ALFRED PEMBERTON, whose death occurred on 11th June 1941, was elected an Associate Member of the Institution in 1908 and transferred to Membership in 1914. He was born in 1874 and, after receiving his technical education at Manchester Technical School, served his apprenticeship with Mr. Benjamin Goodfellow, of Hyde, from 1891 to 1895. He then became machine shop foreman in the same firm.

Subsequently he held appointments, for brief periods, as shop foreman to the Parsons Marine Turbine Steam Company, Newcastle upon Tyne, foreman fitter to Messrs. Clarke, Chapman and Company, Ltd., and foreman turner to Mr. Robert Middleton, of Leeds. In 1901 he was appointed works manager of Mr. Robert McGower's machine tool works, at Manchester, and from 1903 to 1905 occupied a similar position with Messrs. Cowans, Ltd., of Salford. He then received an appointment as chief inspector for Messrs. Fraser and Chalmers, Ltd., of Erith, and five years later was appointed works superintendent.

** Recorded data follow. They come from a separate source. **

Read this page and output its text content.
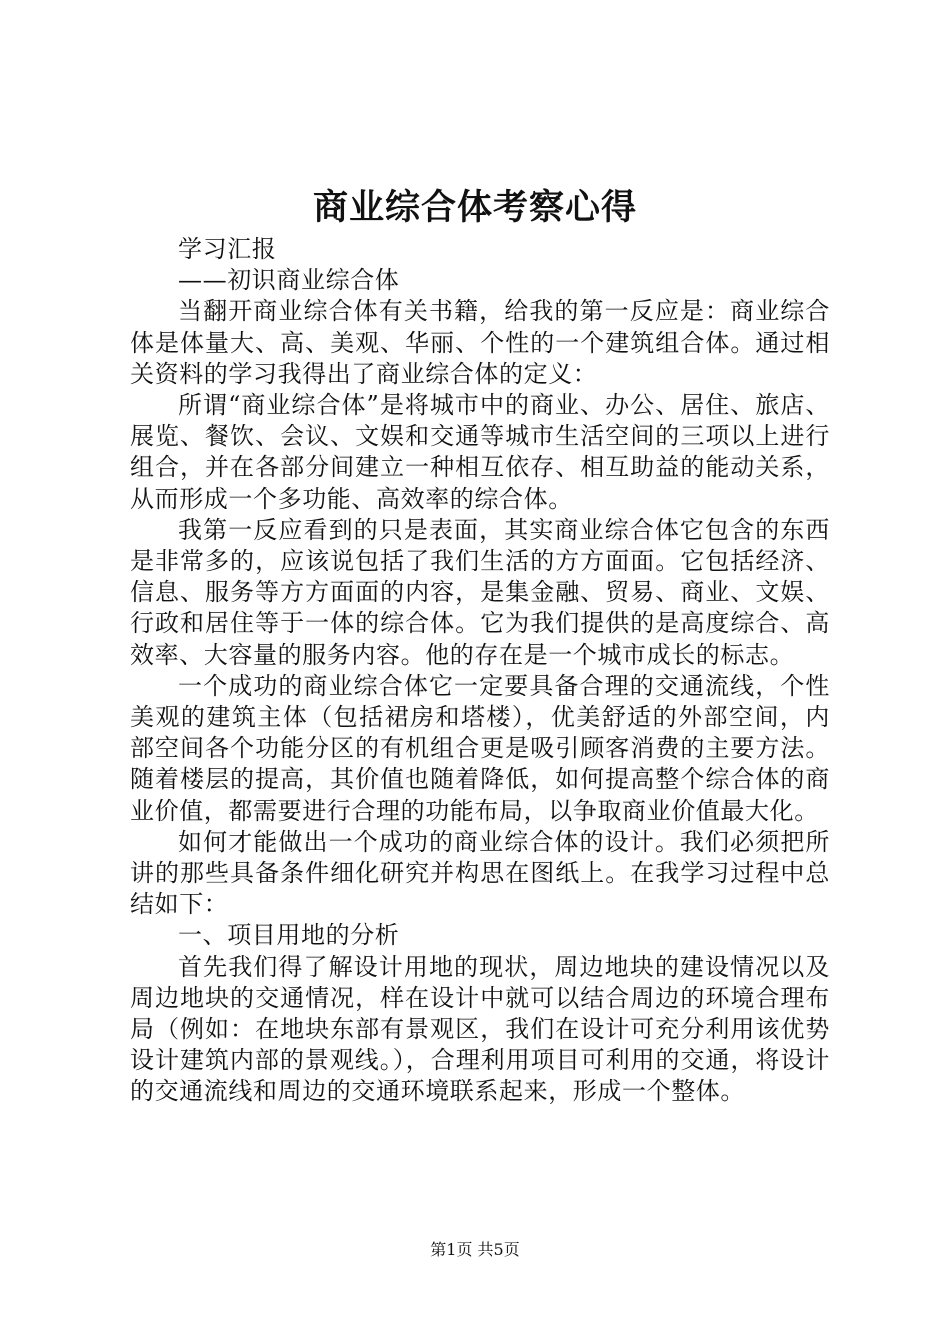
商业综合体考察心得

学习汇报

——初识商业综合体

当翻开商业综合体有关书籍，给我的第一反应是：商业综合体是体量大、高、美观、华丽、个性的一个建筑组合体。通过相关资料的学习我得出了商业综合体的定义：

所谓“商业综合体”是将城市中的商业、办公、居住、旅店、展览、餐饮、会议、文娱和交通等城市生活空间的三项以上进行组合，并在各部分间建立一种相互依存、相互助益的能动关系，从而形成一个多功能、高效率的综合体。

我第一反应看到的只是表面，其实商业综合体它包含的东西是非常多的，应该说包括了我们生活的方方面面。它包括经济、信息、服务等方方面面的内容，是集金融、贸易、商业、文娱、行政和居住等于一体的综合体。它为我们提供的是高度综合、高效率、大容量的服务内容。他的存在是一个城市成长的标志。

一个成功的商业综合体它一定要具备合理的交通流线，个性美观的建筑主体（包括裙房和塔楼），优美舒适的外部空间，内部空间各个功能分区的有机组合更是吸引顾客消费的主要方法。随着楼层的提高，其价值也随着降低，如何提高整个综合体的商业价值，都需要进行合理的功能布局，以争取商业价值最大化。

如何才能做出一个成功的商业综合体的设计。我们必须把所讲的那些具备条件细化研究并构思在图纸上。在我学习过程中总结如下：

一、项目用地的分析

首先我们得了解设计用地的现状，周边地块的建设情况以及周边地块的交通情况，样在设计中就可以结合周边的环境合理布局（例如：在地块东部有景观区，我们在设计可充分利用该优势设计建筑内部的景观线。），合理利用项目可利用的交通，将设计的交通流线和周边的交通环境联系起来，形成一个整体。

第1页 共5页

During his association with the firm he carried out a considerable amount of highly important mechanical engineering work; he was responsible for the construction of turbine machinery for the first ocean-going torpedo boat destroyers, HMS Viper and HMS Cobra, which represented an immense advance in size and speed as compared with their predecessors. In 1919 Mr. Pemberton became works manager of Messrs. Mirrlees, Bickerton and Day, Ltd., of Stockport, and held that position until his retirement, on account of ill health, in 1929.